Photo by Argelis Rebolledo from Pexels

Time for a Personal Cloud

The Apple CSAM scanning highlights something many know but shrugged off, your data in the cloud is yours, and the providers. Unless you take strong measures to combat it, your data is yours and theirs. Even if you take those strong measures to protect your data at rest, the providers can still see a ton of data streaming from your device usage. In some cases, this metadata is necessary to provide service to you. That doesn't mean you like them selling your data to others without your explicit consent. And no, burying the consent in a dense, legal terms and conditions doesn't count as consent for the average person.

If you're a normal technology user these days, you likely have a mobile phone and a laptop. Possibly you have a tablet and maybe even a desktop for high-powered tasks like photo editing, video production, or gaming. Start with the simple arrangement, you have a phone and a laptop. Typically, both of these devices are either on you in transit or are generally near each other throughout your day. Now imagine a world where Apple, Google, Microsoft, and other big tech companies, aka cloud computing providers, do not exist. How do you enjoy the seamless synchronization between devices?

There are a few solutions, none of them are as seamless as Apple/Google solutions right now. Partially, this is because Apple/Google write the operating system on the phone and naturally favor their own solutions as native, or embedded, functionality. Basically, you need to become your own cloud provider. Let's start with the simple solution, you want to buy something that "just works" with minimal fuss. All the solutions involve installing apps from someone.

For most people, get The Helm and just leave it powered on next to your WiFI router. For around USD 450, you have a solution that works.

For semi-professionals who need more storage and more compute power, get a Synology DiskStation. It will take some more setup, but it mostly "just works" and lets you add in some automation. All local to your house. Or just buy a NextCloud Hub which comes pre-packaged as a self-contained on-premises cloud.

If you're more of a do-it-yourself person, get a TrueNAS Core array and use NextCloud. Or setup a linux/freebsd desktop with a bunch of disk space and install Seafile

This is about the state of the art when it comes to personal clouds. In reality, it's just shrinking parts of the cloud functionality into a single server in your house. Whatever you do, even with the cloud, you still need a backup solution. The cloud is not a backup, it's a synchronized copy of your data. You need to run backups on whatever you choose, because admin error or a parts failure is more likely than anything else. 

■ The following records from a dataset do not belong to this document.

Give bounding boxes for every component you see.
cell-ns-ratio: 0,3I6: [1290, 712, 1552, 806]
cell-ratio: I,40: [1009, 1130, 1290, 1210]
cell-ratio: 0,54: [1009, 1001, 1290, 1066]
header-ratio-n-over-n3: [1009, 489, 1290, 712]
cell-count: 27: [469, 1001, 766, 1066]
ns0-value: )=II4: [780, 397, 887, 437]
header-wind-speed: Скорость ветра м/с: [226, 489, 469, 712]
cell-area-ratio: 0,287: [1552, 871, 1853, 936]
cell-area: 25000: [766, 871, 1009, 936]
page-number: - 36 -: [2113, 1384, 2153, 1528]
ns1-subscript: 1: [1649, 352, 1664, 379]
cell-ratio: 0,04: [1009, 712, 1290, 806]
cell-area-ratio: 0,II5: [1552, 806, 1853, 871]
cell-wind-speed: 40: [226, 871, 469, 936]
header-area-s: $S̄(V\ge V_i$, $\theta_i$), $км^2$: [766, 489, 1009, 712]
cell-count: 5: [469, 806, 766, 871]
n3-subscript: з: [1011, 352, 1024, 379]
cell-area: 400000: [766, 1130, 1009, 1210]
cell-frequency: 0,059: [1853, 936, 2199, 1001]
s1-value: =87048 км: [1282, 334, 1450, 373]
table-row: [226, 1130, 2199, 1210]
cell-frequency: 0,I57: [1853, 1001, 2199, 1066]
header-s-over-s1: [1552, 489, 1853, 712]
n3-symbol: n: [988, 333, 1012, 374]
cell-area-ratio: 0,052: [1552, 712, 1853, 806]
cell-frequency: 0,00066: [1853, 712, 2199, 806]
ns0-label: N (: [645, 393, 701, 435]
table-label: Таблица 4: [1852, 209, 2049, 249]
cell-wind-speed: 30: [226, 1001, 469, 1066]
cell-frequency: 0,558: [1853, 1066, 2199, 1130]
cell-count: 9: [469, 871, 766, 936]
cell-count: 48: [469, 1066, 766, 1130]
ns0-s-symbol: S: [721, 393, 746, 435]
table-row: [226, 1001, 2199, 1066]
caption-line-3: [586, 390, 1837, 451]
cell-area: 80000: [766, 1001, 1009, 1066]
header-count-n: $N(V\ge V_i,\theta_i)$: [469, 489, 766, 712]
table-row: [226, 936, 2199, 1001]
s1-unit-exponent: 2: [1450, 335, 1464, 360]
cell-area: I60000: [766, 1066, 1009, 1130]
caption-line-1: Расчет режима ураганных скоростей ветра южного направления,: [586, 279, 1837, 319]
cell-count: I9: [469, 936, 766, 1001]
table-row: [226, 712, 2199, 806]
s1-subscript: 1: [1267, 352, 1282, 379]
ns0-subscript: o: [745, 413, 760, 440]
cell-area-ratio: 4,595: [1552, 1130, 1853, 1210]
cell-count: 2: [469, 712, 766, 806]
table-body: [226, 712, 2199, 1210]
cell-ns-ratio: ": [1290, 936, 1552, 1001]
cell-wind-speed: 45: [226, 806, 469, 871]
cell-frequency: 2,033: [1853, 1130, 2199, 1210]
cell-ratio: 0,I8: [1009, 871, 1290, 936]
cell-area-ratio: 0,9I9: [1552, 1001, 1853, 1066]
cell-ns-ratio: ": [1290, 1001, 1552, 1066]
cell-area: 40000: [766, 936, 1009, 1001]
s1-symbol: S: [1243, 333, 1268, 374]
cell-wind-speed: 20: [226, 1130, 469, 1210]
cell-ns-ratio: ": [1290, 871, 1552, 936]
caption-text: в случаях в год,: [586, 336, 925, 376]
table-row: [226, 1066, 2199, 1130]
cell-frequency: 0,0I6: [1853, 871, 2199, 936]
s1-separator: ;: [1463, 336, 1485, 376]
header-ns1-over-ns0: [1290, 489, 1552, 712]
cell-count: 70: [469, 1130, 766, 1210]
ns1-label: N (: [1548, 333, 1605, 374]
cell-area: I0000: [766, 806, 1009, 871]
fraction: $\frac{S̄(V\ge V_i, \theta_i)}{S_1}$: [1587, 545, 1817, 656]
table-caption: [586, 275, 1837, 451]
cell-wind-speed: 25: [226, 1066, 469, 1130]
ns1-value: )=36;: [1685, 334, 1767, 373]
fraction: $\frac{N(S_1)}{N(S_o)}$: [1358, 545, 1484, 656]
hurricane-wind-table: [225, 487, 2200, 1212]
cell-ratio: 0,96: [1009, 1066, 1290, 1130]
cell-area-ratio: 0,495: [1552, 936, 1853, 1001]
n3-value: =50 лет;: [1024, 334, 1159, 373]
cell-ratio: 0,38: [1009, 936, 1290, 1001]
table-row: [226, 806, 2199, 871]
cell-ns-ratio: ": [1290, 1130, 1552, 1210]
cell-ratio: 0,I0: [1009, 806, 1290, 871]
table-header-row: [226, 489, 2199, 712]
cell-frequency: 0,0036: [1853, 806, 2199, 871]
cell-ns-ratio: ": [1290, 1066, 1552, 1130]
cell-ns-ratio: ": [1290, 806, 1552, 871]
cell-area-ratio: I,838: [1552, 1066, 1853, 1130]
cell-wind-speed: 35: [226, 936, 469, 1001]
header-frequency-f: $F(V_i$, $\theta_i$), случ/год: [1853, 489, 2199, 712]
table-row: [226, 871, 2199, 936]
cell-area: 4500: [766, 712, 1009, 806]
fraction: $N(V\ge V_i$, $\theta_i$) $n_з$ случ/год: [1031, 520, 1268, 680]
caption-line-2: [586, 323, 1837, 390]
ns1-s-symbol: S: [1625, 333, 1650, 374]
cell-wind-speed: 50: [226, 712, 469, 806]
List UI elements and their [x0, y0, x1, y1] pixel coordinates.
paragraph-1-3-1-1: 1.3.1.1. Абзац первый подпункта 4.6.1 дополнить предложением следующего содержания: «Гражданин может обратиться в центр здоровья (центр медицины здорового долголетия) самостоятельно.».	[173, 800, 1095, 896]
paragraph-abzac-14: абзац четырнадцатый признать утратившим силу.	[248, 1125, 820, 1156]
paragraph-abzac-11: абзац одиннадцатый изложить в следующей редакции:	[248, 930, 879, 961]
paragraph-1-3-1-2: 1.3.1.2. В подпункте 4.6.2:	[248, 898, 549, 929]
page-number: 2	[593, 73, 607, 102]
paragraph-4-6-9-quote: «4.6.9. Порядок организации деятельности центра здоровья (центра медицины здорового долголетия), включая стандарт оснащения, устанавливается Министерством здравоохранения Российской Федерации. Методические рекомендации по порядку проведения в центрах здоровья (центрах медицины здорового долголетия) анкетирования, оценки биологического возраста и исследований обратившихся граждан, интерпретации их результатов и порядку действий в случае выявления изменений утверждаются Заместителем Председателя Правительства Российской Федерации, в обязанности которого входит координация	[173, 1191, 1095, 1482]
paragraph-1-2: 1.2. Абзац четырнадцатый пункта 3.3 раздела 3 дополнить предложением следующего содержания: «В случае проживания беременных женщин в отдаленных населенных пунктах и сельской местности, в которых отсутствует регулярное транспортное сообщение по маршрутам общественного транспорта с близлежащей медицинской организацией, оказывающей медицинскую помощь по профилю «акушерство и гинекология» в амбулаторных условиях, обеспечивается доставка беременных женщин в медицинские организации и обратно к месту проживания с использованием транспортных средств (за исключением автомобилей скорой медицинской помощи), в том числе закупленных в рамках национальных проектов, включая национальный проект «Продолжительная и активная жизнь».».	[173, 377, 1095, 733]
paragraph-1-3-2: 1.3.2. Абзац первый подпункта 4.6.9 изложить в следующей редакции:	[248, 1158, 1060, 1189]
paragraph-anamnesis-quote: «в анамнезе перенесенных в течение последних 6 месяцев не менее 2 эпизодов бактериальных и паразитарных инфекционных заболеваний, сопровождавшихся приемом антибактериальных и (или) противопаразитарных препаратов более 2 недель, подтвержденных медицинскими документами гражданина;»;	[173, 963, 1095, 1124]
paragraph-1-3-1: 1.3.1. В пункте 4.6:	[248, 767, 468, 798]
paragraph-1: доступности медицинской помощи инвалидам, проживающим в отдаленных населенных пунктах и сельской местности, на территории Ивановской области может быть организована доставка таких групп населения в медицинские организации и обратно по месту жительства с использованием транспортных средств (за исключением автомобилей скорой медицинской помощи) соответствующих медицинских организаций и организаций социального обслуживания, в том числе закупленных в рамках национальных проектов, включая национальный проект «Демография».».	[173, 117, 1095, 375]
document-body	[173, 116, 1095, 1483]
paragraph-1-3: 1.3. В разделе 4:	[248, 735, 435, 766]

If you want to really nerd out, then look at self-hosted solutions. With nothing more than a raspberry pi 4 and lots of disk you can build your own solution pretty easily. For even more nerdery, look at setting up your own homelab

What if you want a global compute farm just for yourself? You don't want to use one of the cloud providers because the whole point of this is to have full control over your data at all times. What if you relax that constraint just a bit to general, secure control over your data at all times?  Now you're into distributed computing. The idea is that you hold the private keys to your data, but now it can be distributed widely to any computer in the world for storage/processing. This assumes the encryption involved remains intact over the years. Distributed.net was one of the first platforms for something like this.  A global filesystem like IPFS can do it do, although it's still in development and not really usable by non-technical people.

The leading edge is talking about the DWeb, or decentralized web. We'll get there, someday. I've tried them all and none of them work as well as I want. Especially if I want to use it as my main storage/compute platforms. Say for example, I want to use machine learning object detection on my 150,000+ photos. In "the cloud", I can upload the images, spin up 150,000 processes to do the identification and tagging, and write it all back to a single storage volume, and then sync the results back to my laptop. Ta-da, done. There is no easy way to do that with dweb technologies, yet. It's still early.